Be sure and check out this week’s readings.
Yesterday, America celebrated Columbus day. I have never understood this holiday, mainly because I am not sure I have ever received a day off because of it. But I have grown more weary of it as I learn more of American history.
I remember reading through a history of Christianity for the first time and hitting the Columbus era of the world. What was done in that time period and how much of it was done in the name of Christianity is shocking and appalling. I always thought the Crusades were a black mark, but this time period is pretty awful as well.
Columbus was specifically sent as a missionary to convert the Indians and ended up exploiting, mistreating, and committing horrific acts of violence against the Indians. (Incidentally, he was arrested for this.) It was an awful example of what happens when Empire and Christianity are confused and people use the name of Jesus as a way of dominating and oppressing others.
But we aren’t given this picture of Columbus very often. Until I read this account, all I really knew was “In 1492 Columbus sailed the ocean blue.”
Yet we celebrate this figure in the life of our country.
And I think it is because we don’t often take the time to examine the legacies, stories, and information we are handed.
This is true in the narratives of our country, but it is often true in our narratives and beliefs as Christians. We get handed certain beliefs, practices, doctrines, and theologies and we often do not take the time to think through them.
In fact, this is often how we approach church. We want to go to church and be handed something which we don’t have to examine, and then just walk away. Even if we are being handed good things, not understanding them can lead us down bad roads.
Columbus could be used as an extreme example. If we never stop to question things like empire and Christianity getting intertwined, we can easily justify some pretty awful things. We would find very quickly that empire and the way of Jesus have very different values and goals.
But unexamined assumptions can find their way into our lives in more subtle ways.
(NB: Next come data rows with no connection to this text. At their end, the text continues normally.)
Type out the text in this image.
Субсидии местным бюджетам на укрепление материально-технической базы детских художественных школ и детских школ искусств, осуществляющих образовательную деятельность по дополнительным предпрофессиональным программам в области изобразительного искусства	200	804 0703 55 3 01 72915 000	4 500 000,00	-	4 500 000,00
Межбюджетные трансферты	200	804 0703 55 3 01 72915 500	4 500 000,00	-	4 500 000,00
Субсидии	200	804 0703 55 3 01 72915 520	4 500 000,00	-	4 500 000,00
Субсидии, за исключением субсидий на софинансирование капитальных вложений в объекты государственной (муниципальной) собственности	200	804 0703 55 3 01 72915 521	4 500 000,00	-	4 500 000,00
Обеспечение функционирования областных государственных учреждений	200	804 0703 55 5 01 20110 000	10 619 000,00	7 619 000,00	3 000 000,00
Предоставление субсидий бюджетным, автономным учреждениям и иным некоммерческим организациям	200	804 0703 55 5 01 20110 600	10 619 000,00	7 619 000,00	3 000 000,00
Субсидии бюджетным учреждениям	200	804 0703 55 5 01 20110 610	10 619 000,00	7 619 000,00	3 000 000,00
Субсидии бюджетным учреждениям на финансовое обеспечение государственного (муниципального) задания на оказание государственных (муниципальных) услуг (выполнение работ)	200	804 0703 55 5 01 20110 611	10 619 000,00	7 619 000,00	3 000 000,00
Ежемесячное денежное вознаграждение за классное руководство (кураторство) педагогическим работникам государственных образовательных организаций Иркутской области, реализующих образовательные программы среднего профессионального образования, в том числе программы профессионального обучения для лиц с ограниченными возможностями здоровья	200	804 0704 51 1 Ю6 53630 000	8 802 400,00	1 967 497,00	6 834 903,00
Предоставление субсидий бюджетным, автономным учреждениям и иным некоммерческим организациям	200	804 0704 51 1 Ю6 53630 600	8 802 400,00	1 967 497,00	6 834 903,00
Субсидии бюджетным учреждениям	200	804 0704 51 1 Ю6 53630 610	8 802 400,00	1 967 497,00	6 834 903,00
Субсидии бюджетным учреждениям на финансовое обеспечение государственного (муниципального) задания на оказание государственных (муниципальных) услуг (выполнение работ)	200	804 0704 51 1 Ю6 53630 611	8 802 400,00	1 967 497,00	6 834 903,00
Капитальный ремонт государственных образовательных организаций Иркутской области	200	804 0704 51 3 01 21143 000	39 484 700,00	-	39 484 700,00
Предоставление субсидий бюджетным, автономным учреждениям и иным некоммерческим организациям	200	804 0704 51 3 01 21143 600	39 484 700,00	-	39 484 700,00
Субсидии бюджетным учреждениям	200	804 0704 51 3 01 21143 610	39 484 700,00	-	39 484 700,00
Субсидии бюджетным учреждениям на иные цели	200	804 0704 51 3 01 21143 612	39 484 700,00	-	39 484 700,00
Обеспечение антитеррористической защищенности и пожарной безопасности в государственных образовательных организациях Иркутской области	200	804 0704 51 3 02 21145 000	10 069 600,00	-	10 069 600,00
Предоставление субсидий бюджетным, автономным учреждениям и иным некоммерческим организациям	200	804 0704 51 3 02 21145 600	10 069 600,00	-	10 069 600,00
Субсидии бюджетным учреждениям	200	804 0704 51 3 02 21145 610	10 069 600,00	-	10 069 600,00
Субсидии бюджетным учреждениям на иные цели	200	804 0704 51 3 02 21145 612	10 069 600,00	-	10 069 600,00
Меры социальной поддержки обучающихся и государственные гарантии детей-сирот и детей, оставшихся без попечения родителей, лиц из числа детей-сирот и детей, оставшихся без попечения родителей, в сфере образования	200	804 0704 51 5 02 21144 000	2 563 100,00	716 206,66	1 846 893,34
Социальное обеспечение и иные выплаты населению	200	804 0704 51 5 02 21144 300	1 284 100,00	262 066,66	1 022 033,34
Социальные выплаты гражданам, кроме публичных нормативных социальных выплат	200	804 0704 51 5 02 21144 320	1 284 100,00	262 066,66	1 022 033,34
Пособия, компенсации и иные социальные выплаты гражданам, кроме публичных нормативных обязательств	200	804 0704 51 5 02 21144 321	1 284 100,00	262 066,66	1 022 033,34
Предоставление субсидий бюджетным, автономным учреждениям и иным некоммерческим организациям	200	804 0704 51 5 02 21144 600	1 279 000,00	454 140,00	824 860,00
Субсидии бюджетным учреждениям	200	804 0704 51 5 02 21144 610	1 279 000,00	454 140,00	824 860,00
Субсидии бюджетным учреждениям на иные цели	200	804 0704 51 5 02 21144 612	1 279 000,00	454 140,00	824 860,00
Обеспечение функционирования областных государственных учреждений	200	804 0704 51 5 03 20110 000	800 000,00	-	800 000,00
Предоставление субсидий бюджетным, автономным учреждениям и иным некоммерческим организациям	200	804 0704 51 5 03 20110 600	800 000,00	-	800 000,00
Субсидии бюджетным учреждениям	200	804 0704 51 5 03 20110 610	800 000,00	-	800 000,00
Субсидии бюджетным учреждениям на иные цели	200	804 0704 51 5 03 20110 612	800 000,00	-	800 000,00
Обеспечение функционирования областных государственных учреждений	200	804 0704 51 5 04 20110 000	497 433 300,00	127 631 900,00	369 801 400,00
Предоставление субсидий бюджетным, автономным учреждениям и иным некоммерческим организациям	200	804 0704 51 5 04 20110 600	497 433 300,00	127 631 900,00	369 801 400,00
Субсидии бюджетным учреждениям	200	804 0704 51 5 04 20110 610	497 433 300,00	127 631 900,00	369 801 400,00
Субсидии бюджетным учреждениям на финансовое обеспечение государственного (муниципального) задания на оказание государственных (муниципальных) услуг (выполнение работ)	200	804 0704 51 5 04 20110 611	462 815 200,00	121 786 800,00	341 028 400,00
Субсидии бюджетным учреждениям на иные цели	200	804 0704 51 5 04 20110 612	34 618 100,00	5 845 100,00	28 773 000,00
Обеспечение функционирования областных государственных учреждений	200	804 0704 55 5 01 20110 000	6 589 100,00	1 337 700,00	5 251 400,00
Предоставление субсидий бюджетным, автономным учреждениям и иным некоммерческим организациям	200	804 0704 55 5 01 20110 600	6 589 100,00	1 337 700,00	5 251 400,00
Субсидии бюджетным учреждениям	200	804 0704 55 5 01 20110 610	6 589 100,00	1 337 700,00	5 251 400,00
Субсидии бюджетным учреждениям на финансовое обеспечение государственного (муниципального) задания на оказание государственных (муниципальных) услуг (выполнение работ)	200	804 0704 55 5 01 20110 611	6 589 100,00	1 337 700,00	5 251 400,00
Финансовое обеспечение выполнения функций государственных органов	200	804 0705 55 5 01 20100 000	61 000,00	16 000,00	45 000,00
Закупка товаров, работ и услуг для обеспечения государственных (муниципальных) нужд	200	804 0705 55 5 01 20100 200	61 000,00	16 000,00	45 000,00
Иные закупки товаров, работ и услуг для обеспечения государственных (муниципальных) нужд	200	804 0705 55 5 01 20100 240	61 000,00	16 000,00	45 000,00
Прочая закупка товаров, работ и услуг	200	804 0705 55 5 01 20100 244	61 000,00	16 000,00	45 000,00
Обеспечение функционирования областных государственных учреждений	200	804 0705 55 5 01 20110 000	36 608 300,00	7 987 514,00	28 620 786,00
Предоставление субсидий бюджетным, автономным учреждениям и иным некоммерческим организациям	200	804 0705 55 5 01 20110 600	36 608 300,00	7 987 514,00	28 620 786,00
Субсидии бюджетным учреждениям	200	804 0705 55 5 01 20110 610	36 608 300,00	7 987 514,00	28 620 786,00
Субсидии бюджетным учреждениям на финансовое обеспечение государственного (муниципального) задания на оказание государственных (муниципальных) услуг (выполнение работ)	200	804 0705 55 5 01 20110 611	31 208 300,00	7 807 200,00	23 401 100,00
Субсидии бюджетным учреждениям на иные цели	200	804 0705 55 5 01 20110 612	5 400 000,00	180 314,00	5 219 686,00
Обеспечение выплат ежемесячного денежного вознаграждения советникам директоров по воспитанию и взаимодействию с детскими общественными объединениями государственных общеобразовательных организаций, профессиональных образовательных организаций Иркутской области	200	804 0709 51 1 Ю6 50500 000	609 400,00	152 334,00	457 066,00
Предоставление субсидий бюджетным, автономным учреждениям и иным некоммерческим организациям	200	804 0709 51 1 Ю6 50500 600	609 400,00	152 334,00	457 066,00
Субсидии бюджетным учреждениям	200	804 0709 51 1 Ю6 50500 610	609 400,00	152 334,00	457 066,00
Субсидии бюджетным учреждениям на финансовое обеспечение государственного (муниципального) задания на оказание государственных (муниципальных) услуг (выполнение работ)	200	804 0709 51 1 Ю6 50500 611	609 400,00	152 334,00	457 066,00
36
Ways that do not end in cutting off noses and ears.
We find ourselves railing against practices, beliefs, ideologies or people groups but we do not really know why. We find ourselves living in destructive ways which we justify through beliefs we just picked up along the way and never stopped to examine. We find ourselves trying to dominate and manipulate others and we do it in the name of Jesus because they are wrong and we are right.
We need to do a better job of thinking about the things we believe and practice. We need to ask better questions about our traditions and ways of living. We need to spend time examining the narratives we allow to shape our lives. When we know why we do something and how we got there, we can better evaluate them and see if they align with the person of Jesus. Even if we never change a belief or practice, it becomes more meaningful and we can live into it more deeply when we really understand it.
But what do we do when we encounter something like Columbus?
This post inspired me. (And I researched it so as not to be a hypocrite)
If you don’t want to look through the whole thing, the post walks through some of the bad stuff about Columbus. It exposes the false narrative. But it doesn’t stay there. It offers an alternative. It celebrates a man who protested against the exploitation of the Indians and worked as an advocate for the Indian people.
It breaks down a false hero, and offers a true one. I think we need more and more of this.
We need to call out the narratives we live by which take us away from Jesus. We need to be vocal about not celebrating explicit or subtle forms of oppression. We need to look for places our narratives can continue oppression.
But it is not just a critique. It is building something new.
We need better heroes and better stories.
We need stories of people who called out the dominating ways of living and decided to live in a different way. We need stories of people who took the call of Jesus seriously and live it out in creative and beautiful ways.
We need heroes who look at society and say, “This is not okay” and embody an alternative instead of standing in judgment on the sidelines.
It is not simply calling out what it is wrong in the world. It is doing something about it. It is replacing hate with love, oppression with justice, and violence with sacrifice. It is speaking out against places where we have taken people’s voice away and finding avenues for reclaiming their voice.
So as Christians, perhaps we need to celebrate Martin Luther King, Jr a lot more and Columbus a lot less. We need to be conscious of our narratives and embody new and beautiful versions of what God wants to do in the world.